Work/Life Balance

When looking back to the pre-Corona and pre-lockdown days, do you spot a feeling that ‘something’ needed to change? We were rushing around on automatic pilot, constantly working, and then it all changed in March 2020.

We were forced to stay in our houses, we were forced to work from home. Leadership and politics aside the family had no choice but to get stronger, you probably saved a few pounds because of not having to travel to and from work, and you probably didn’t use your car as much as you did pre-lockdown.

So we were forced to create this life balance whether we wanted it or not. It evolved.

I know conversations in my house each morning resembled:

‘Hurry up and get out of the shower”

“Have you got petrol for your car?”

“Have you got money for your Oystercard?”

“If you don’t leave now you’ll miss the train?”

“What would you like for dinner tonight?”

“Have a good day see you later”.

During lockdown there was a huge shift in those conversations and talking went way beyond travel and food.

My babies and I talked about work and how they felt about work, college and whether continuing with a performing arts degree was worth the struggle if support for the arts was zero!

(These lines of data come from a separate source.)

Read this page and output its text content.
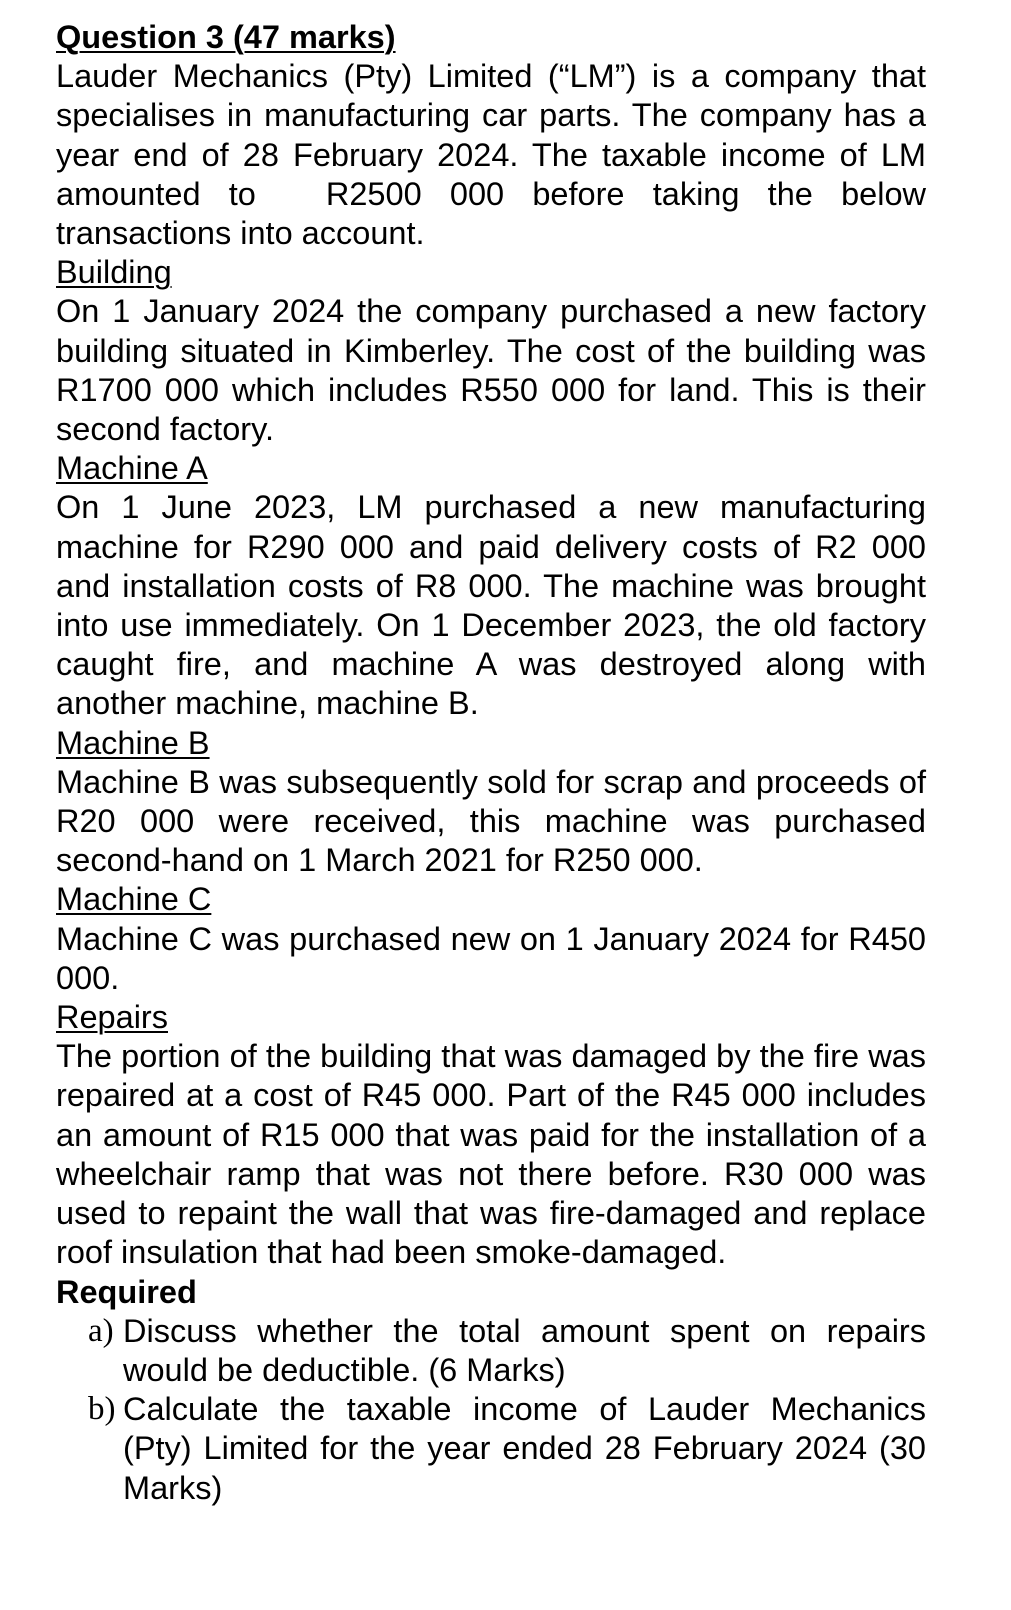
Question 3 (47 marks)

Lauder Mechanics (Pty) Limited (“LM”) is a company that specialises in manufacturing car parts. The company has a year end of 28 February 2024. The taxable income of LM amounted to R2500 000 before taking the below transactions into account.

Building

On 1 January 2024 the company purchased a new factory building situated in Kimberley. The cost of the building was R1700 000 which includes R550 000 for land. This is their second factory.

Machine A

On 1 June 2023, LM purchased a new manufacturing machine for R290 000 and paid delivery costs of R2 000 and installation costs of R8 000. The machine was brought into use immediately. On 1 December 2023, the old factory caught fire, and machine A was destroyed along with another machine, machine B.

Machine B

Machine B was subsequently sold for scrap and proceeds of R20 000 were received, this machine was purchased second-hand on 1 March 2021 for R250 000.

Machine C

Machine C was purchased new on 1 January 2024 for R450 000.

Repairs

The portion of the building that was damaged by the fire was repaired at a cost of R45 000. Part of the R45 000 includes an amount of R15 000 that was paid for the installation of a wheelchair ramp that was not there before. R30 000 was used to repaint the wall that was fire-damaged and replace roof insulation that had been smoke-damaged.

Required
a) Discuss whether the total amount spent on repairs would be deductible. (6 Marks)
b) Calculate the taxable income of Lauder Mechanics (Pty) Limited for the year ended 28 February 2024 (30 Marks)
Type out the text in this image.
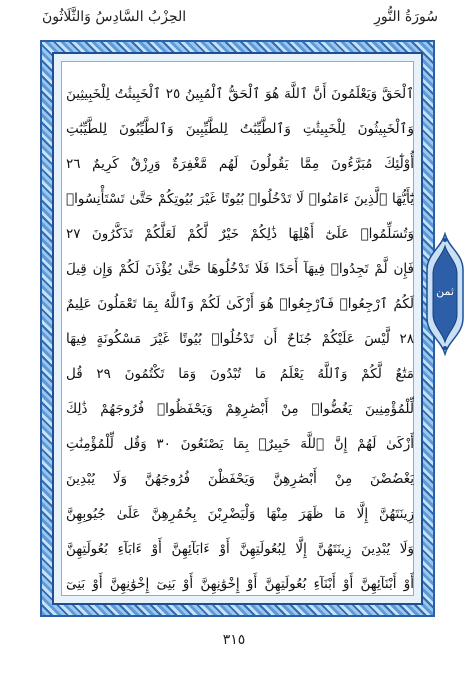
سُورَةُ النُّورِ
الحِزْبُ السَّادِسُ وَالثَّلَاثُونَ
ٱلْحَقَّ وَيَعْلَمُونَ أَنَّ ٱللَّهَ هُوَ ٱلْحَقُّ ٱلْمُبِينُ ٢٥ ٱلْخَبِيثَٰتُ لِلْخَبِيثِينَ
وَٱلْخَبِيثُونَ لِلْخَبِيثَٰتِ وَٱلطَّيِّبَٰتُ لِلطَّيِّبِينَ وَٱلطَّيِّبُونَ لِلطَّيِّبَٰتِ
أُوْلَٰٓئِكَ مُبَرَّءُونَ مِمَّا يَقُولُونَ لَهُم مَّغْفِرَةٌ وَرِزْقٌ كَرِيمٌ ٢٦
يَٰٓأَيُّهَا ٱلَّذِينَ ءَامَنُوا۟ لَا تَدْخُلُوا۟ بُيُوتًا غَيْرَ بُيُوتِكُمْ حَتَّىٰ تَسْتَأْنِسُوا۟
وَتُسَلِّمُوا۟ عَلَىٰٓ أَهْلِهَا ذَٰلِكُمْ خَيْرٌ لَّكُمْ لَعَلَّكُمْ تَذَكَّرُونَ ٢٧
فَإِن لَّمْ تَجِدُوا۟ فِيهَآ أَحَدًا فَلَا تَدْخُلُوهَا حَتَّىٰ يُؤْذَنَ لَكُمْ وَإِن قِيلَ
لَكُمُ ٱرْجِعُوا۟ فَٱرْجِعُوا۟ هُوَ أَزْكَىٰ لَكُمْ وَٱللَّهُ بِمَا تَعْمَلُونَ عَلِيمٌ
٢٨ لَّيْسَ عَلَيْكُمْ جُنَاحٌ أَن تَدْخُلُوا۟ بُيُوتًا غَيْرَ مَسْكُونَةٍ فِيهَا
مَتَٰعٌ لَّكُمْ وَٱللَّهُ يَعْلَمُ مَا تُبْدُونَ وَمَا تَكْتُمُونَ ٢٩ قُل
لِّلْمُؤْمِنِينَ يَغُضُّوا۟ مِنْ أَبْصَٰرِهِمْ وَيَحْفَظُوا۟ فُرُوجَهُمْ ذَٰلِكَ
أَزْكَىٰ لَهُمْ إِنَّ ٱللَّهَ خَبِيرٌۢ بِمَا يَصْنَعُونَ ٣٠ وَقُل لِّلْمُؤْمِنَٰتِ
يَغْضُضْنَ مِنْ أَبْصَٰرِهِنَّ وَيَحْفَظْنَ فُرُوجَهُنَّ وَلَا يُبْدِينَ
زِينَتَهُنَّ إِلَّا مَا ظَهَرَ مِنْهَا وَلْيَضْرِبْنَ بِخُمُرِهِنَّ عَلَىٰ جُيُوبِهِنَّ
وَلَا يُبْدِينَ زِينَتَهُنَّ إِلَّا لِبُعُولَتِهِنَّ أَوْ ءَابَآئِهِنَّ أَوْ ءَابَآءِ بُعُولَتِهِنَّ
أَوْ أَبْنَآئِهِنَّ أَوْ أَبْنَآءِ بُعُولَتِهِنَّ أَوْ إِخْوَٰنِهِنَّ أَوْ بَنِىٓ إِخْوَٰنِهِنَّ أَوْ بَنِىٓ
ثمن
٣١٥
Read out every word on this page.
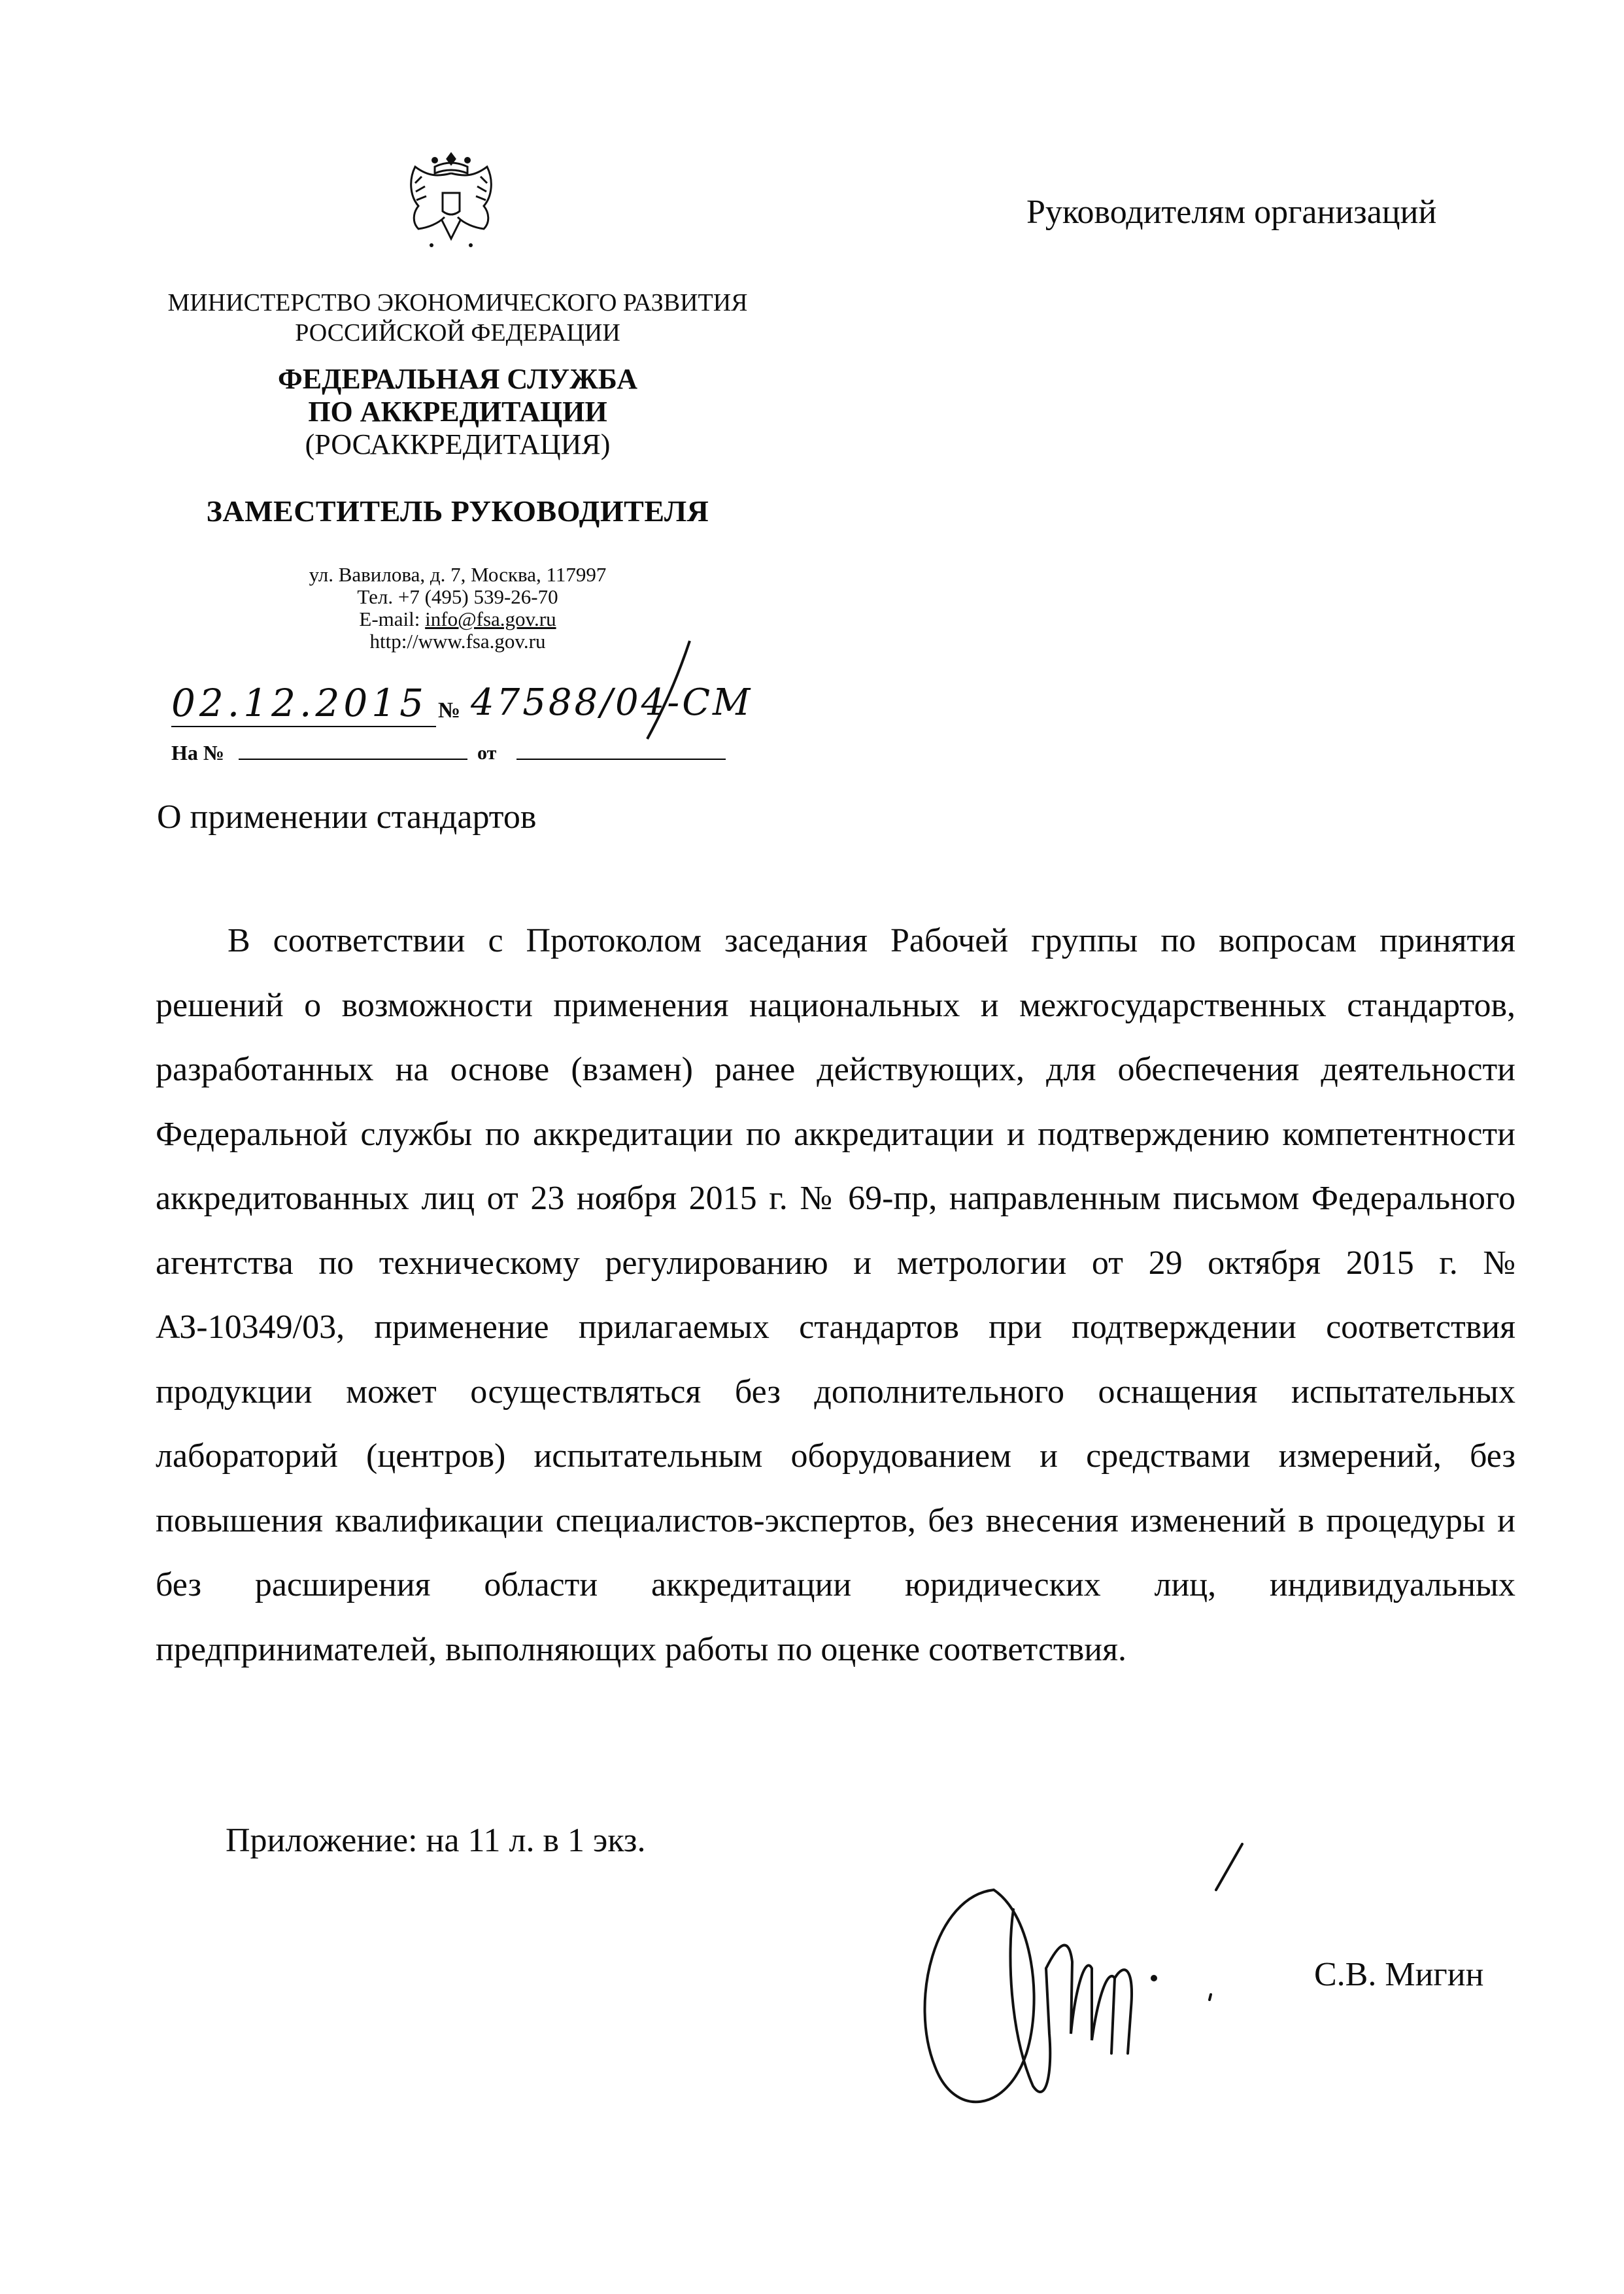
МИНИСТЕРСТВО ЭКОНОМИЧЕСКОГО РАЗВИТИЯ
РОССИЙСКОЙ ФЕДЕРАЦИИ
ФЕДЕРАЛЬНАЯ СЛУЖБА
ПО АККРЕДИТАЦИИ
(РОСАККРЕДИТАЦИЯ)
ЗАМЕСТИТЕЛЬ РУКОВОДИТЕЛЯ
ул. Вавилова, д. 7, Москва, 117997
Тел. +7 (495) 539-26-70
E-mail: info@fsa.gov.ru
http://www.fsa.gov.ru
Руководителям организаций
02.12.2015 № 47588/04-СМ
На №	от
О применении стандартов

В соответствии с Протоколом заседания Рабочей группы по вопросам принятия решений о возможности применения национальных и межгосударственных стандартов, разработанных на основе (взамен) ранее действующих, для обеспечения деятельности Федеральной службы по аккредитации по аккредитации и подтверждению компетентности аккредитованных лиц от 23 ноября 2015 г. № 69-пр, направленным письмом Федерального агентства по техническому регулированию и метрологии от 29 октября 2015 г. № АЗ-10349/03, применение прилагаемых стандартов при подтверждении соответствия продукции может осуществляться без дополнительного оснащения испытательных лабораторий (центров) испытательным оборудованием и средствами измерений, без повышения квалификации специалистов-экспертов, без внесения изменений в процедуры и без расширения области аккредитации юридических лиц, индивидуальных предпринимателей, выполняющих работы по оценке соответствия.

Приложение: на 11 л. в 1 экз.
С.В. Мигин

And these were deep conversations, not just skating over the top but getting into real feelings. Feelings of anxiousness, fear and in some cases depression. How were these feelings being dealt with before? How were these emotions being manifested whilst being on automatic pilot?

As lockdown started to ease I started going out on daily outings, exploring wine bars, restaurants, and hotels further out of London and not just automatically morphing towards venues in Central London because that’s where I was working.

I’d never been to Crazy Bear in Beaconsfield, would never have thought of just booking myself into a Crowne Plaza to spend a long weekend, the thought of just driving up the A40/M40 to appreciate green and nature never crossed my mind, and I even changed the location of my daily walk a few times (Northala Fields in Ealing) and gave myself time to think and plan my day.

Getting a life balance gives you the opportunity to count your blessings and appreciate what you have as opposed to what you want – and may not need. The balance also turns the lightbulb on in your system and shows you the benefits of slowing down and creating balance for both your physical and mental health.